Grain Cleaners

I would like to clean my own rye to plant for a cover crop. I've been spinning it on and this works well for me, but next year I would like to sell some, and I think it would be more marketable if it was clean enough to drill. I can get it very nice with the combine, but not good enough to drill. What kind of grain cleaner do I need, how do they work, and what do they cost? I've never seen or been around a grain cleaner before. Thanks in advance,
Josh
 
where in PA are you?

I know of a Feterl 85 for sale on this end of the state.

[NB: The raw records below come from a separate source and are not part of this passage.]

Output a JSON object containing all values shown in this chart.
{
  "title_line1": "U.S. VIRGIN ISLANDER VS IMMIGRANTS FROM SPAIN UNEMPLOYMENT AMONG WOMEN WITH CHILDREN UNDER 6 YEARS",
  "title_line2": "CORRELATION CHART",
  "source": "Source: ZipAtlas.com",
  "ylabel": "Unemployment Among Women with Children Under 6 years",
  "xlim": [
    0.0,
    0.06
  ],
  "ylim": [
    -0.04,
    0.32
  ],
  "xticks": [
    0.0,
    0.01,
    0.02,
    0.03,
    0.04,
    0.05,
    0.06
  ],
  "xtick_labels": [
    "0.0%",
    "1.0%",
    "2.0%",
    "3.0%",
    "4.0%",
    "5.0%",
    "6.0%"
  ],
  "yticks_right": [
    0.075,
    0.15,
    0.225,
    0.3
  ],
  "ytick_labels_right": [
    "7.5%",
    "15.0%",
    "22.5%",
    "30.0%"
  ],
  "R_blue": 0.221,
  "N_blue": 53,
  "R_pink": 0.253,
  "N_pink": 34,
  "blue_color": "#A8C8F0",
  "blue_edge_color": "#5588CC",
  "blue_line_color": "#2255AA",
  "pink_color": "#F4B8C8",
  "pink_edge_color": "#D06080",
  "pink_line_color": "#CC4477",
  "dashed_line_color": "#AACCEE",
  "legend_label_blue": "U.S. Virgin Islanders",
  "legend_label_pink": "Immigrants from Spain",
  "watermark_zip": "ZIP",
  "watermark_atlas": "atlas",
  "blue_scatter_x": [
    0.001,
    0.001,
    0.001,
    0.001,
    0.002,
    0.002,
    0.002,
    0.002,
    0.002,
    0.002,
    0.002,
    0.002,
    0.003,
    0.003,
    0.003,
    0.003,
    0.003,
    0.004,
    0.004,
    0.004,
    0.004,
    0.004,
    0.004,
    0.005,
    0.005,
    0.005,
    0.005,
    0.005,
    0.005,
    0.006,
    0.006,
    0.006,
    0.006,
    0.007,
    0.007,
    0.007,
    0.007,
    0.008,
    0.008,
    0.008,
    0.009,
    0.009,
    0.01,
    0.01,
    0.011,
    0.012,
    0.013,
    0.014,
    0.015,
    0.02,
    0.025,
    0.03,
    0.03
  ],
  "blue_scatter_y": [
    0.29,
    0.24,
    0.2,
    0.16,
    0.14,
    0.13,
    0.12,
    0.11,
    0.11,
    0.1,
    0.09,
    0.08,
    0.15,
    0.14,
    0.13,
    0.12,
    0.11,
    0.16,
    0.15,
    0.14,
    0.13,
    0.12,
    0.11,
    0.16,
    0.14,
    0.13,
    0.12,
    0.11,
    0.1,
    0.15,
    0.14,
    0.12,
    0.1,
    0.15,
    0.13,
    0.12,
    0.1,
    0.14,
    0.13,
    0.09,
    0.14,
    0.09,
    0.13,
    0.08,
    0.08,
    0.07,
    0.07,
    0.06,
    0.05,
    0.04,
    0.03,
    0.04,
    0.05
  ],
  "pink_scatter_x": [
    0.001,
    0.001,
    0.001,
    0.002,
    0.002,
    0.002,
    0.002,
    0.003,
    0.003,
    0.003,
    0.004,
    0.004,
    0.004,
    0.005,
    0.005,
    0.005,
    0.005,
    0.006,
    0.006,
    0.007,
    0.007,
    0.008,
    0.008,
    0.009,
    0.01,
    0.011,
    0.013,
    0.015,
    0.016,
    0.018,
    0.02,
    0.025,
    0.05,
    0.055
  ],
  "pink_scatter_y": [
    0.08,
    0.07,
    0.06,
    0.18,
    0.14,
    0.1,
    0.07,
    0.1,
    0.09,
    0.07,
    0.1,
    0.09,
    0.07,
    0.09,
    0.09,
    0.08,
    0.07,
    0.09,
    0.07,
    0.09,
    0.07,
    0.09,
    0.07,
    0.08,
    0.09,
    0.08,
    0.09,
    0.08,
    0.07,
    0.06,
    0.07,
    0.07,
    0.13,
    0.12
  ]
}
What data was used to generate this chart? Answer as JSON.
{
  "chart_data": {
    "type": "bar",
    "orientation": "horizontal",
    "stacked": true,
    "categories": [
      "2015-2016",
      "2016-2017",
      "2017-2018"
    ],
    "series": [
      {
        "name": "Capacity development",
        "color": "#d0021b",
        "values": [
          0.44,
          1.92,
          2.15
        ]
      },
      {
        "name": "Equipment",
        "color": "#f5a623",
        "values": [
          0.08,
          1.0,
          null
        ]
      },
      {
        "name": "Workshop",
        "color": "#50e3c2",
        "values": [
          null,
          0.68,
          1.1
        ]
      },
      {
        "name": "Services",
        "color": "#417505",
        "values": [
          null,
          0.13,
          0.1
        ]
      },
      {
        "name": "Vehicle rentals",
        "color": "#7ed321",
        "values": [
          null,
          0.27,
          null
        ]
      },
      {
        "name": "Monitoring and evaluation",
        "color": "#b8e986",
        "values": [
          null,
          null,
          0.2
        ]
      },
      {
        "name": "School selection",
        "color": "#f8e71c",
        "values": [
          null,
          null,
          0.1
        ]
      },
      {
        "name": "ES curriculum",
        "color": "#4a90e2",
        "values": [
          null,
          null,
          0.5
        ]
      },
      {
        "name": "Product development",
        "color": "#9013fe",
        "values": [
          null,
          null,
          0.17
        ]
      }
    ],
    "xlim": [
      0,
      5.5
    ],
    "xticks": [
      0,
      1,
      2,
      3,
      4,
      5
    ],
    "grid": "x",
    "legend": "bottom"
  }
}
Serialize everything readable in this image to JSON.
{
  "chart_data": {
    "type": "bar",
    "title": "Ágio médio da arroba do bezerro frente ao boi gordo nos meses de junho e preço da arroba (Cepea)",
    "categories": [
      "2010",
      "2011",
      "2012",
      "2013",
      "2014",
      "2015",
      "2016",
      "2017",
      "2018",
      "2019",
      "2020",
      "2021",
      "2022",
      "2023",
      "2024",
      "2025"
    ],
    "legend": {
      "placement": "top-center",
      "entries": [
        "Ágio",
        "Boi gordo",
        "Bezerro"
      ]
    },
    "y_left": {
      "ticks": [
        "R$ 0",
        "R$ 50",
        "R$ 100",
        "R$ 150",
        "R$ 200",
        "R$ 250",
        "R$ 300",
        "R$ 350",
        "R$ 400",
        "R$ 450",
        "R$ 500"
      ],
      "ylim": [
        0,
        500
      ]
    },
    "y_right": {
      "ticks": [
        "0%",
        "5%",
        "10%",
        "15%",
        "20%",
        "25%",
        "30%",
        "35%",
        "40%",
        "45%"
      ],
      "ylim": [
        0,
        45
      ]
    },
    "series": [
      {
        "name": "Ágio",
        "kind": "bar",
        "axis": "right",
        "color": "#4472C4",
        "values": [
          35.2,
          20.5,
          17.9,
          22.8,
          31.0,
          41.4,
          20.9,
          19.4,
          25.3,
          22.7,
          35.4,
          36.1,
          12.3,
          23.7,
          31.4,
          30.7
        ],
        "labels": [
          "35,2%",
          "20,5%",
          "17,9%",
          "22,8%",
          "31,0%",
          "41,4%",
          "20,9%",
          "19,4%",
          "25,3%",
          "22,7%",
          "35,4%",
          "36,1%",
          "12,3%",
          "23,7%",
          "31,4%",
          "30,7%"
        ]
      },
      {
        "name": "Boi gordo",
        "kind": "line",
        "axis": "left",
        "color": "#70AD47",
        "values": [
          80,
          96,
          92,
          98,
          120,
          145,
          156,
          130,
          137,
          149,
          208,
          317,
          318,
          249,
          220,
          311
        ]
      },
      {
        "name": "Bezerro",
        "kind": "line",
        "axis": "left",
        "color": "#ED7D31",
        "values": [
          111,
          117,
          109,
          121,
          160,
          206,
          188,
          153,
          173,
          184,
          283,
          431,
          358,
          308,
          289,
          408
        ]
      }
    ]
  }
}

For cleaning rye, you want to get a small rotary screen cleaner that goes in line with your auger. instead of emptying your gravity box into the auger hopper, you unload into the cleaner hopper, the grain goes roundy round in the rotary screen, then drops out the other end into your auger hopper and up up and away. the process doesn't slow down unloading very much. You just have to be sure to get teh right sized screen for hte crop you are doing.
 
What you want is commonly called a fanning mill and good ones will take out both oversize and undersize cleanings. I do not think the rotary type would take out pieces of straw and that type of material, only dirt smaller than the seed as it would have to have 2 screens for that. Look for A.T.Ferral, (Clipper Fanning mill) they still make new fanning mills and are located in Bluffton, Indiana. That should give you good ideas to go on. And there mills are what the sead companys used for years. Once you know what to look for there are farm sized used units avaible used.
 
i also harvest my own rye, for my own use. instead of a fanning mill, i just auger the rye back into the combine separator. i close down the seive and chaffer a tiny bit, also close the concave one notch since i don"t have to worry about breaking up the straw anymore, then dump the grain into the top of the straw walkers. just got to angle it forward enough so it doesn"t throw out the back. i find that to get the grain clean in the tank, a tiny bit will go out the back, but that"s easily scooped up afterward.
 
I have a Clipper grain cleaner that will do wonderful if you have all of the screens for it. I have found them at farm sales over the years. I use mine every year on wheat and oats. I usually only buy new seed every other year and clean my own the rest of the time.
 
I have a J. W. Hance fanning mill. It is in good condition will all the screens intact. I have run some rye through it and it seems to clean well. But I think it is running backward as the fan is sucking air across the screens instead of blowing it up through.

Has any one operated or have operating instructions for a Hance? Also the screen size vs grain card on the machine is too deteriorated to understand so I am guessing on whether I have the right screens in the machine. This is the only fanning mill I have seen with two oscillating stages and its engineering seems quite modern. The fan is a steel squirrel cage and not a wood paddle type.

Any help would be appreciated, thanks.